Ouvrez le
Canzoniere et entrez dans la splendeur.
Vous vous maintiendrez sur les hauteurs de l'amour brûlant, mais chaste, et de la mélancolie.
Trois cent soixante-six poèmes, autant que les jours de l'année. La traversée est longue, mais elle est sublime.
A chaque nouveau poème, l'on se demande comment le même sujet peut générer autant de variations, et d'aussi captivantes.
François est amoureux. le 6 avril 1327, en l'église Sainte-Claire d'Avignon, il rencontre Laure de Noves, mariée à Hugues de
Sade, un ancêtre de Donatien, le divin marquis, et en tombe éperdument (comme on dit) amoureux. Elle se refusera toujours a lui et François entreprend de mettre en vers (
sonnets, chansons essentiellement) sa passion amoureuse malheureuse et la mélancolie qui règne alors sur sa vie. Il y travailla jusqu'à sa mort.
Mais les poètes sont menteurs, pour notre plus grand bonheur. Il faut éviter de donner une allure strictement biographique à un recueil poétique. C'est avant tout une construction littéraire.
François Pétrarque en effet est un ecclésiastique, diplomate, grand voyageur, qui eut deux enfants de mères inconnues. Ce n'est pas le portrait qui se dégage du
Canzoniere mais la poésie n'est-elle pas l'expression de l'intériorité?
Les poèmes sont donc consacrés à un amour malheureux, aux sentiments de l'amant éconduit, qui se morfond dans la mélancolie. Dis ainsi, cela pourrait ne pas donner envie, mais le poète sait explorer toutes les nuances de cette situation amoureuse, tous les miroitements de la mélancolie.
Les références mythologiques servent à multiplier les points de vue sur la femme aimée: Laure renvoie à Daphné (le laurier) aimée d'Apollon, mais elle est aussi l'or ou l'aurore, entre autres.
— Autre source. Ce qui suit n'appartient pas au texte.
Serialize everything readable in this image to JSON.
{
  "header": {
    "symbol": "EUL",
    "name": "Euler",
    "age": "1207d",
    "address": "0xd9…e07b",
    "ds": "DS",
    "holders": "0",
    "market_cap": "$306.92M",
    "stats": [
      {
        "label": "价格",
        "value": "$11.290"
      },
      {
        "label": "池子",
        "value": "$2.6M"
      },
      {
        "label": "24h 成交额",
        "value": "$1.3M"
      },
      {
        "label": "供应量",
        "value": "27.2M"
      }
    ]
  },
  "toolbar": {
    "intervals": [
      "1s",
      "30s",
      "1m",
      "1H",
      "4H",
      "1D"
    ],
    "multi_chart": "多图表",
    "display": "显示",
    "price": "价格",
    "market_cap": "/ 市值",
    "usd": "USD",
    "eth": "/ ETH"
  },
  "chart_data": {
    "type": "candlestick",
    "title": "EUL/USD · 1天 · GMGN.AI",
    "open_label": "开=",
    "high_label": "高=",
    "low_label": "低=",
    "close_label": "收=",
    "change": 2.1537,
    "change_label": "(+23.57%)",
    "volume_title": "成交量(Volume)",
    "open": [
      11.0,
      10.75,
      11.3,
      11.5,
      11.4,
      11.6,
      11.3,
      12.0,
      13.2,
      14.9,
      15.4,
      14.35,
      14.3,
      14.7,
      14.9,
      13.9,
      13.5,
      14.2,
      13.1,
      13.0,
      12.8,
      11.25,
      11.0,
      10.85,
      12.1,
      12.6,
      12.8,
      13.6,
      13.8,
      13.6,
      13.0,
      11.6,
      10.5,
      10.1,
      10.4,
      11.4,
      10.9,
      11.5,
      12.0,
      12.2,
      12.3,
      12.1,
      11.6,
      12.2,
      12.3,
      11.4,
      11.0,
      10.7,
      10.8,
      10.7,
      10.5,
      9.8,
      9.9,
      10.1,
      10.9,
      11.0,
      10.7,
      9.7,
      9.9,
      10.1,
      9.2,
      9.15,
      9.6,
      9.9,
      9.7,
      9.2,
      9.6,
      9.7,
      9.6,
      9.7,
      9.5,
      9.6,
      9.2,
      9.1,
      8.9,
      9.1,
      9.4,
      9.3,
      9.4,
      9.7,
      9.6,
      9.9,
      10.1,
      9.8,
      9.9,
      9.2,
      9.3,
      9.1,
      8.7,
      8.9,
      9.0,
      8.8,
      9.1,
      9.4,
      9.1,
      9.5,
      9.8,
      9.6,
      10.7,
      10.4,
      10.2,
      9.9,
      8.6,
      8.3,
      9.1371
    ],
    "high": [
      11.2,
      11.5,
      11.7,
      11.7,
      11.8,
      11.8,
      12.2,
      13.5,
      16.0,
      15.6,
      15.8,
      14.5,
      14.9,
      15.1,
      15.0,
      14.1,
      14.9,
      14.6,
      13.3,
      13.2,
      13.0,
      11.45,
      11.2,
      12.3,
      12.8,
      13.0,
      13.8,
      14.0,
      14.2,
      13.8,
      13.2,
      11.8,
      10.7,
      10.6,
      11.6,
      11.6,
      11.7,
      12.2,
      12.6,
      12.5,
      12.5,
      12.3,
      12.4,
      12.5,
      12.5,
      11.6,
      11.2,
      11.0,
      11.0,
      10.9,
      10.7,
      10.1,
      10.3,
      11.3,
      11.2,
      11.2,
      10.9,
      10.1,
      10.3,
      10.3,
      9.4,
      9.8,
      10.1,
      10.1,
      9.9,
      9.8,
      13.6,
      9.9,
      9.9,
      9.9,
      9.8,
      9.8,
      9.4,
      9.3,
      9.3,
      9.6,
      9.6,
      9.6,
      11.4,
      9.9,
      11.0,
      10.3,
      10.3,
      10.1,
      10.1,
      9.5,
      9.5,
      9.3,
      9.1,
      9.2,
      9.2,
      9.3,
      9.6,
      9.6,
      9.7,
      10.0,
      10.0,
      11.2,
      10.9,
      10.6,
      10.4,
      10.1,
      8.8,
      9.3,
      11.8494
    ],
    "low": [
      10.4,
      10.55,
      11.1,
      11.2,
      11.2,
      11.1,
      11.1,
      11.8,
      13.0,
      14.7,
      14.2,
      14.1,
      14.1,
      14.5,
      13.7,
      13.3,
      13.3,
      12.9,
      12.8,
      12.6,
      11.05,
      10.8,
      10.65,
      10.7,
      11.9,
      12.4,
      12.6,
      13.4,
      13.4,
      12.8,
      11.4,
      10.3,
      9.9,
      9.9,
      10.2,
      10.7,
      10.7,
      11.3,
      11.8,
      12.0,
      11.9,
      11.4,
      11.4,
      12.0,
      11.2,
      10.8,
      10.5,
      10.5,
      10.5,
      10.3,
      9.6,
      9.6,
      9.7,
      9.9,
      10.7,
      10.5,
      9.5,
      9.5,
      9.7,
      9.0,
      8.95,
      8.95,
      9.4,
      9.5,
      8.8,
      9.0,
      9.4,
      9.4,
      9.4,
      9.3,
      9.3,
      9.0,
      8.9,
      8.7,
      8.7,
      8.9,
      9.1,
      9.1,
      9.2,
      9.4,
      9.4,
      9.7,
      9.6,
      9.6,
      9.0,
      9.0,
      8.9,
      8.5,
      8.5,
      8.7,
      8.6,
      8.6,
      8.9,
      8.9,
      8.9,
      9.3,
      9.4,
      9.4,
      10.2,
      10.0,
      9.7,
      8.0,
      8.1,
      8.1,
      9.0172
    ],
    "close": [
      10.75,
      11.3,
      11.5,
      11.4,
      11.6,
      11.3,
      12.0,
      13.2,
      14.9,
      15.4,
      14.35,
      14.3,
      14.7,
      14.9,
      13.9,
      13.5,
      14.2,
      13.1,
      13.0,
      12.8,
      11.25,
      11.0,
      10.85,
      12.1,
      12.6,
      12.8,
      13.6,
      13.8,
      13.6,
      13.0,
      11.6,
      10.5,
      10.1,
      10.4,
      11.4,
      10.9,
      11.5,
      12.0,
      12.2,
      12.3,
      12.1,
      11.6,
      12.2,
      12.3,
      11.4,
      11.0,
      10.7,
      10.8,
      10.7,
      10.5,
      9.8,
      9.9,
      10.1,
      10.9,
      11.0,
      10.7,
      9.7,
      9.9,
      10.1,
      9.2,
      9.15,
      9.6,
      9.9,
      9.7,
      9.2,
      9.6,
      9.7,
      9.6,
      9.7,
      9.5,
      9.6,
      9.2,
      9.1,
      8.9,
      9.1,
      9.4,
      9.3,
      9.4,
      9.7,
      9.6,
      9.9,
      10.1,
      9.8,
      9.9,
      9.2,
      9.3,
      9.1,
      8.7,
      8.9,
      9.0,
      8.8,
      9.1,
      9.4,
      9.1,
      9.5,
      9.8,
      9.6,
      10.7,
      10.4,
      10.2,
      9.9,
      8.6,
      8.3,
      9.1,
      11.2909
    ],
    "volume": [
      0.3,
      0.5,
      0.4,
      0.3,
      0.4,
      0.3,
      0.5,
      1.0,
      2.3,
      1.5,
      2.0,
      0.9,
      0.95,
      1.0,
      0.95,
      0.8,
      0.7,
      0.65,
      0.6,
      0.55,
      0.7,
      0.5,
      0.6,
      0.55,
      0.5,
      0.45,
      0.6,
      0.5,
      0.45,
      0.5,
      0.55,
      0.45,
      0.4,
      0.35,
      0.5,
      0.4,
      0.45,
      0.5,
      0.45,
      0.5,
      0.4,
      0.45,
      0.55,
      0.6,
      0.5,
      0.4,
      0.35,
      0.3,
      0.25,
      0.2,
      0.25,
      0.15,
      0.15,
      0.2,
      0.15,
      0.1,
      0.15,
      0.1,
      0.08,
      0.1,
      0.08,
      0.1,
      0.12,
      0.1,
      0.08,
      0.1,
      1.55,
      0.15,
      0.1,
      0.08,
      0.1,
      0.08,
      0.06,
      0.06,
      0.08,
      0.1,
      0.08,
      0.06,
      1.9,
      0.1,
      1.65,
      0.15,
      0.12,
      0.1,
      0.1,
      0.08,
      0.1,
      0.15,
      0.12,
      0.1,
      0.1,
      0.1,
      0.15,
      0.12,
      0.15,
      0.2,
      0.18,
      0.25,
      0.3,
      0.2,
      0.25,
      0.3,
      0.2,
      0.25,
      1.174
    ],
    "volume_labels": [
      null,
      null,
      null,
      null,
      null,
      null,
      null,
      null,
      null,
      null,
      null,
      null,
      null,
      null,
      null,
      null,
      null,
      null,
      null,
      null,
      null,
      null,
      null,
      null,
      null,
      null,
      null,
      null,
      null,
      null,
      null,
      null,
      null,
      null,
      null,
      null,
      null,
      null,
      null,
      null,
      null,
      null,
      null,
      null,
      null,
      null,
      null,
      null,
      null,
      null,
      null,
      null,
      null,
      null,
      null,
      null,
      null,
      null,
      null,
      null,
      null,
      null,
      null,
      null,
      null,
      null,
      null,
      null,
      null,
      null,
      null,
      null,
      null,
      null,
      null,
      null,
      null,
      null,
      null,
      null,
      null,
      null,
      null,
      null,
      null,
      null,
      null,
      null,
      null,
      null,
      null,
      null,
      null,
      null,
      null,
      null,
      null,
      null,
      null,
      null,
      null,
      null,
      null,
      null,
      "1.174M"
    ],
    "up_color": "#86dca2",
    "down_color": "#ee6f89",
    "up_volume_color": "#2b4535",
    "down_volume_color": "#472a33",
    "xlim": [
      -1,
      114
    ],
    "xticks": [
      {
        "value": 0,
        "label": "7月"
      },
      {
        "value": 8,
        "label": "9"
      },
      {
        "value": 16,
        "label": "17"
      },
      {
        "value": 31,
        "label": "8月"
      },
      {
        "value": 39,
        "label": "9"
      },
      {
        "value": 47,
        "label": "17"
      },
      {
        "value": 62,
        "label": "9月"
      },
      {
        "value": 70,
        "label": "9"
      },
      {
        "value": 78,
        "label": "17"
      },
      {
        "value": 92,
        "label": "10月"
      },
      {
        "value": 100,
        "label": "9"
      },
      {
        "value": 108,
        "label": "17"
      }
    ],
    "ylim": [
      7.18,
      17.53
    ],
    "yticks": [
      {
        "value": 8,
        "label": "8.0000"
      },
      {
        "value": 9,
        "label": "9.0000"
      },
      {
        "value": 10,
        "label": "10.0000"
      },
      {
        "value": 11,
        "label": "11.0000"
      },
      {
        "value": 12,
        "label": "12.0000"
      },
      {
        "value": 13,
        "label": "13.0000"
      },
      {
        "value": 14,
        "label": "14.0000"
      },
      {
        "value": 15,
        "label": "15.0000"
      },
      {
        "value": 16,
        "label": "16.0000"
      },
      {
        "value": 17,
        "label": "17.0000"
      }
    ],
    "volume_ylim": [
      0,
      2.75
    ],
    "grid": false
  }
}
À la douleur de la passion non assouvie succède petit à petit la mélancolie, puis l'amour de cette mélancolie même. Et quand Laure décède de la peste en 1348, François ne peut s'empêcher de continuer à l'aimer, quelque douleur que cela lui cause encore. Cet amour, après vingt ans, est de plus en plus épuré. Les visions de Laure sont comme des visites qu'elle lui rend du ciel qu'elle illumine désormais.
Tout cela est mélancolique et beau, mais pas romantique. L'on songe plutôt à l'amour courtois et à l'adoration de la Dame.
La postérité du
Canzoniere est immense: depuis les Français
Ronsard et
Du Bellay, jusqu'à
Pasolini en passant par les
sonnets de
Shakespeare, parmi beaucoup d'autres.
J'ai lu le
Canzoniere dans la traduction récente de René de Ceccatty (2018). J'ai beaucoup apprécié son effort de rendre cette poésie ancienne en français contemporain, sans trop d'archaïsme. Juste un souci, les traductions ne comportent aucune note, ce qui rend incertaine la compréhension de certains passages. Alors j'ai quelquefois plongé dans l'édition commentée de Marco Santagata. Si on lit un peu d'italien, on y trouve une foule d'informations qui enrichissent la compréhension.
Si l'aventure vous tente, n'hésitez pas, la traversée vaut le voyage.